The National Bureau of Economic Research cited a number of factors for the state of recession.

According to the U.S. Bureau of Labor Statistics, payroll employment or the amount of held jobs in the U.S. economy peaked in December 2007 and has declined during every single month since.

Dennis Doby, senior director for labor market information at the Arizona Department of Commerce, also said the announcement reflected what economists already knew.

“It just makes what we’ve seen in the statistics official,” he said.

For example, Doby said, Arizona’s nonfarm payroll employment declined about 2.6 percent from October 2007 to October 2008, a loss of about 70,900 jobs.

“We believe the losses will slow in 2009,” he said. “Whether we get back to positive growth in 2009 is still a little hazy, so to speak.”

Sanders, who testified in Congress on Nov. 14 about the U.S. government’s financial bailout plan, said the national recession could last several years.

“[The National Bureau of Economic Research] looks at recessions in a historical context,” he said. “They’re actually backward-looking, in a sense.”

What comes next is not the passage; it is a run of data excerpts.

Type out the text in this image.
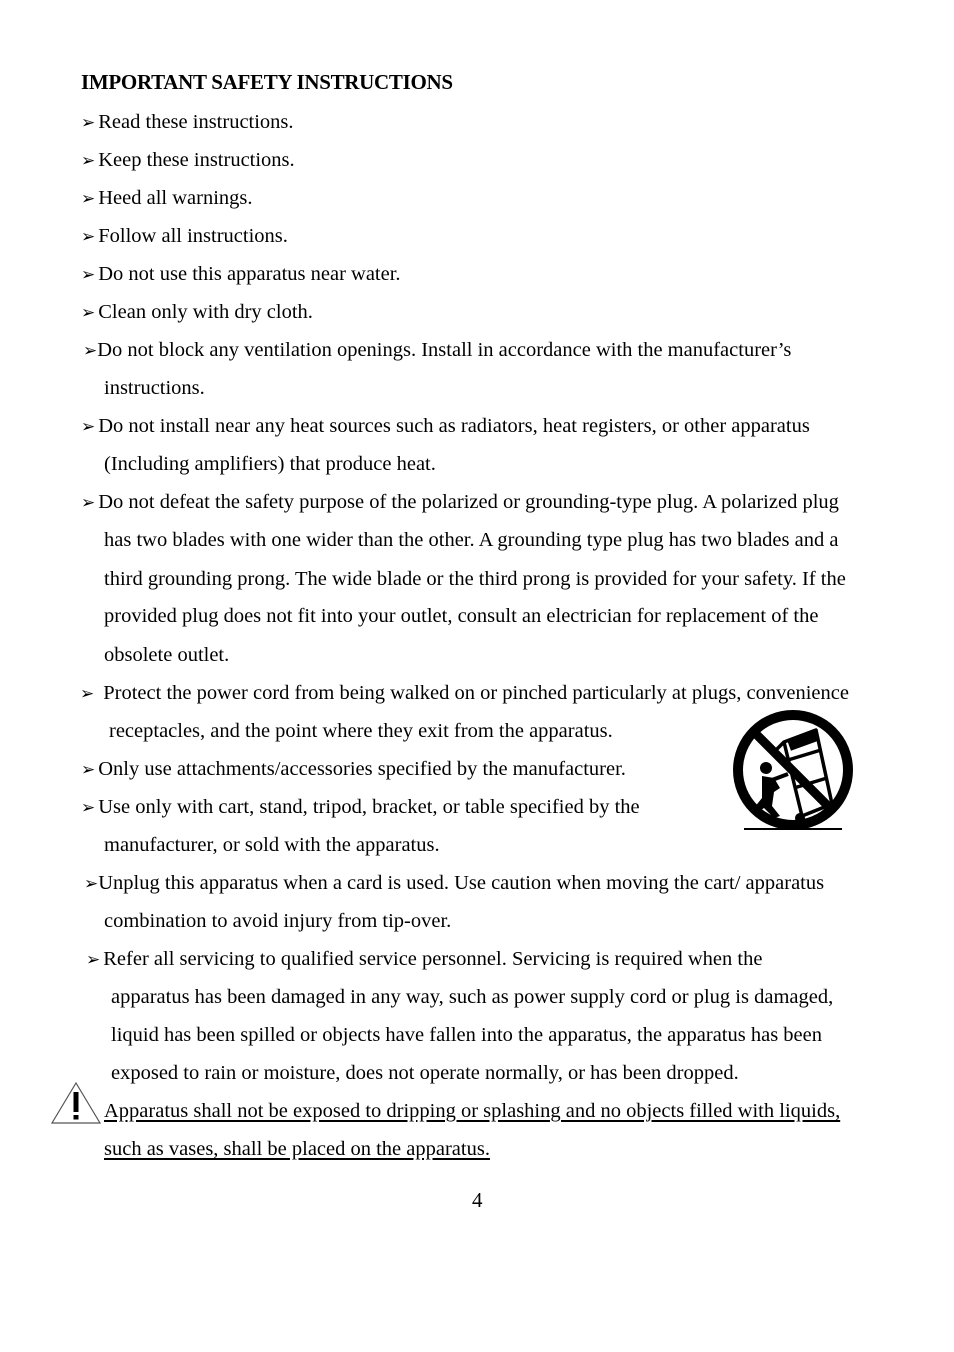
IMPORTANT SAFETY INSTRUCTIONS
➢ Read these instructions.
➢ Keep these instructions.
➢ Heed all warnings.
➢ Follow all instructions.
➢ Do not use this apparatus near water.
➢ Clean only with dry cloth.
➢Do not block any ventilation openings. Install in accordance with the manufacturer’s
instructions.
➢ Do not install near any heat sources such as radiators, heat registers, or other apparatus
(Including amplifiers) that produce heat.
➢ Do not defeat the safety purpose of the polarized or grounding-type plug. A polarized plug
has two blades with one wider than the other. A grounding type plug has two blades and a
third grounding prong. The wide blade or the third prong is provided for your safety. If the
provided plug does not fit into your outlet, consult an electrician for replacement of the
obsolete outlet.
➢ Protect the power cord from being walked on or pinched particularly at plugs, convenience
receptacles, and the point where they exit from the apparatus.
➢ Only use attachments/accessories specified by the manufacturer.
➢ Use only with cart, stand, tripod, bracket, or table specified by the
manufacturer, or sold with the apparatus.
➢Unplug this apparatus when a card is used. Use caution when moving the cart/ apparatus
combination to avoid injury from tip-over.
➢ Refer all servicing to qualified service personnel. Servicing is required when the
apparatus has been damaged in any way, such as power supply cord or plug is damaged,
liquid has been spilled or objects have fallen into the apparatus, the apparatus has been
exposed to rain or moisture, does not operate normally, or has been dropped.
Apparatus shall not be exposed to dripping or splashing and no objects filled with liquids,
such as vases, shall be placed on the apparatus.
4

Sanders said the U.S. economy would only begin to recover when the housing market recovers.

Dennis Hoffman, University economist, director and associate dean for research and doctoral programs at the Carey School, said in an e-mail that the recession could have been mild except for the credit crunch that became evident in September.

Hoffman said the housing market has had severe effects on the national economic climate.

“The housing bubble has lasting effects that dampen confidence in all sectors of the economy,” he said. “And worse, the investment itself pays no real dividends.”

The lack of good returns from investment in housing is different from another recent speculative bubble, he said.

“In contrast we had a dot-com bubble in the late 1990s,” he said. “But at least [when] it was over, we had a lot of productivity-enhancing IT infrastructure in place.”